Almost a decade after the initial development of the CRISPR/Cas9 technique, this and other advanced technologies for obtaining conditional knockouts have become more popular and widely used than conventional techniques. Newer technologies allow for simplicity and efficiency, diminishing the time required to obtain modified target genes and enhancing the bioinformatics tools of the past to identify appropriate RNA sequences.

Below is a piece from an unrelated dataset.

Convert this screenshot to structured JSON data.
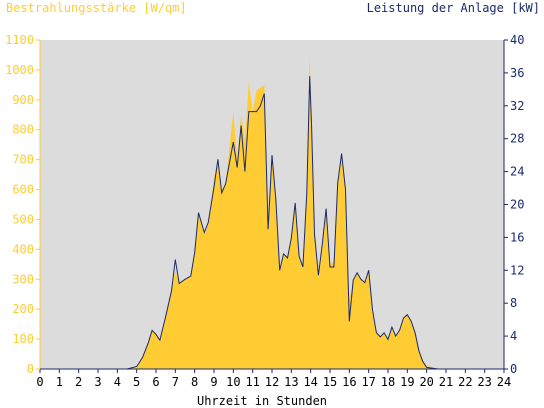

When it comes to the advantages or disadvantages between conventional vs. conditional knockout models, it’s safe to say that the added flexibility of conditional knockout along with new technological knockout methods favor the easier and more result-driven conditional knockout methods, to the older, traditional techniques of making a conventional knockout.

Frequently Asked Questions (FAQ):

Is conditional knockout permanent?

With a traditional or conventional knockout, a target gene is permanently inactivated in all tissues at all time points, while a conditional knockout allows for the target gene to be turned off at specific times or in specific tissues.

How do you make conditional knockout mice?

Conditional knockout mice are obtained by crossing a loxP or “floxed” line with a Cre transgenic line.  The target gene becomes inactivated in vivo within the expression domain of Cre.

What is a floxed mouse?

Floxing is the introduction of loxP sequences on either side of a targeted gene.  The presence of Cre recombinase leads to deletion of the intervening sequences. 

What are the methods of knockout mice?

Gene targeting is a method used for creating knockout mice using embryonic stem cells, or ESCs.  The homologous recombination process in ESCs is robust and allows for specific gene targeting of large genomic regions.